We all know that content is important, but important content is about 1,000 times better than content for the sake of content. By-lined articles are pieces that require a magazine’s editor to say, “Yes, this is an issue my readers should know about.” So even though the piece will be written by a company executive, it has to focus on something being discussed by the industry. What that means is that there’s no room for self-promotion in such articles.
What!?!? A PR exec extolling the virtues of advertising!? Yes. Listen. The world has changed. And whether it’s the rise of fake news, the outrageous number of media outlets or (gasp) even a magazine giving preferential treatment to those who help to pay the bills, advertising is less un-credible (got that?) than it has been in decades. Not because it is now being done in a more credible way, but the rest of media has lost so much trust. So be smart about it, but advertise. It will give your company on opportunity to craft its message exactly how it wants it to be. The company can have the ad show up exactly where it wants it to be. It can be visible exactly when the company wants it visible.
You get the idea. Total control over message, as well as — thanks to technology — the ability to measure how successful the ad is, so the company can learn and be even smarter the next time. In addition, ads make employees feel good, which has an importance that shouldn’t be underestimated.
I do a lot of media training. One of the first questions I ask in the mock interviews that are part of the training is “So, what does (COMPANY X) do?” You wouldn’t believe how much CEOs stumble over that question. You know why? Because they are so passionate about every facet of their businesses, that they simply don’t know which details to include and which to leave out. The wonderful thing about key messages — if they are crafted well — is that everyone across the company knows the direction in which the company is heading. Creating a new direct email campaign? Everyone knows these messages must be in there. Meeting a potential customer? Make sure the key messages are part of your pitch. Hiring a new engineer? Those key messages should be part of the interview discussions. Key messages allow a company to continuously communicate to all key audiences, no matter the vehicle, in a consistent fashion.

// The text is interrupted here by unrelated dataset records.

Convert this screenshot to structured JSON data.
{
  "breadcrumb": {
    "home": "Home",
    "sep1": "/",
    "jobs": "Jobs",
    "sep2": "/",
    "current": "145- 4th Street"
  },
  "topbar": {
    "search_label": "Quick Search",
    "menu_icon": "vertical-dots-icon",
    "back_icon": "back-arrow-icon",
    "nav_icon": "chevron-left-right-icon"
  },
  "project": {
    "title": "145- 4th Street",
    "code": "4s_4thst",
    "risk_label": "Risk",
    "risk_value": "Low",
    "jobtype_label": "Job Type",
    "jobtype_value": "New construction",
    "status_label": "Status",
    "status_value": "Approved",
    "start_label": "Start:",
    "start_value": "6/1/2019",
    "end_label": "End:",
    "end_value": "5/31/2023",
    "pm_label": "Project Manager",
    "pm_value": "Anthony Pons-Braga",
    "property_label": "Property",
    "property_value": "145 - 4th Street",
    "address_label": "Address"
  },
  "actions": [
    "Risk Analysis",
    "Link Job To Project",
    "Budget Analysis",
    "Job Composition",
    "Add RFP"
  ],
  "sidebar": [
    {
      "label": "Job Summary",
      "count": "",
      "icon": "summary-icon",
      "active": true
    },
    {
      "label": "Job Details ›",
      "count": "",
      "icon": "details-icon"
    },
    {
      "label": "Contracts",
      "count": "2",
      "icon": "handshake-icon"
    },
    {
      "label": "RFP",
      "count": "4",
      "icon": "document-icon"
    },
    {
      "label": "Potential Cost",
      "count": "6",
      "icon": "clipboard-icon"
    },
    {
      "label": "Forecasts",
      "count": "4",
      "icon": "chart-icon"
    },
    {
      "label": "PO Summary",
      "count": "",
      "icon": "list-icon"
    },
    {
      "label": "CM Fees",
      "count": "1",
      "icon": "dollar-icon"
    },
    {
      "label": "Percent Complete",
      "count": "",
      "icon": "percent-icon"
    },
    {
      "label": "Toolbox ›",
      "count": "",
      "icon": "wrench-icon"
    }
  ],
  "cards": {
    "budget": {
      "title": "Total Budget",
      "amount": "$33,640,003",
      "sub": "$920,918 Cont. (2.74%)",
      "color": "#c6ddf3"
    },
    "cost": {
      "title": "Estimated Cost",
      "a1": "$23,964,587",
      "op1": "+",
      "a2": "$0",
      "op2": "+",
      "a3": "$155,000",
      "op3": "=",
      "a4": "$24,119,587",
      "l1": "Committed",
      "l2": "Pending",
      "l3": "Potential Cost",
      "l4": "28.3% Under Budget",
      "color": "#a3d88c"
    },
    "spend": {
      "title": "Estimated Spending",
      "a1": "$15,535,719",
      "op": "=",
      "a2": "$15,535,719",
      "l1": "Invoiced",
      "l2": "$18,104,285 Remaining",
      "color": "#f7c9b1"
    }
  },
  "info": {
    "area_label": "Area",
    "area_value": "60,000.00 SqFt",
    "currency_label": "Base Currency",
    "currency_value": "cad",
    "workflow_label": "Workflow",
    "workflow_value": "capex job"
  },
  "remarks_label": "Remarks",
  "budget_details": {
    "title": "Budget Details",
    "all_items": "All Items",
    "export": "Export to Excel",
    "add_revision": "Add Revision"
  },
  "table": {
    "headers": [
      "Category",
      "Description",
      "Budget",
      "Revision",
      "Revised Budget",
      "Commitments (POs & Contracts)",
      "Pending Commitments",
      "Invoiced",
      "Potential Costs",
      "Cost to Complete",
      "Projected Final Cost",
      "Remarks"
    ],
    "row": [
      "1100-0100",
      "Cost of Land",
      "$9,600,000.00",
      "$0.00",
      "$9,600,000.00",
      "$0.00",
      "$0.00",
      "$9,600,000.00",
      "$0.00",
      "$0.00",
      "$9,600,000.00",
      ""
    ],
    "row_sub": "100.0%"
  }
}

I happen to think that classic SEO is overrated. Nothing beats building a business properly and allowing the organic growth to do its thing. But it is important to periodically take a look in the mirror by way of Google. But don’t do a Google search for the company’s name. Do a search for the issues the company cares about, the problems the company’s product solves, the challenges the technology addresses. How is the company doing? Is it on the first page of results? If yes, good. You don’t need to do better than that, particularly if you are doing all the things listed above. The drive to be #1 on a particular Google search seems to me a classic case of 80–20. Being #2, or even #5, is fine. Let it go and devote your resources to developing and selling a great product.
Well listen. The Chicago Cubs won the 2016 World Series. They didn’t lead the league in home runs. But they did finish 13th out of 30 teams. Home runs can be useful. So your company should certainly try to hit some.
If you only swing for the fences you risk striking out, as so many start-ups have done over the years.
But if your company focuses on each of these eight paths, I assure you that you will get the coverage you want, and the market will know what is special about your team, product and company.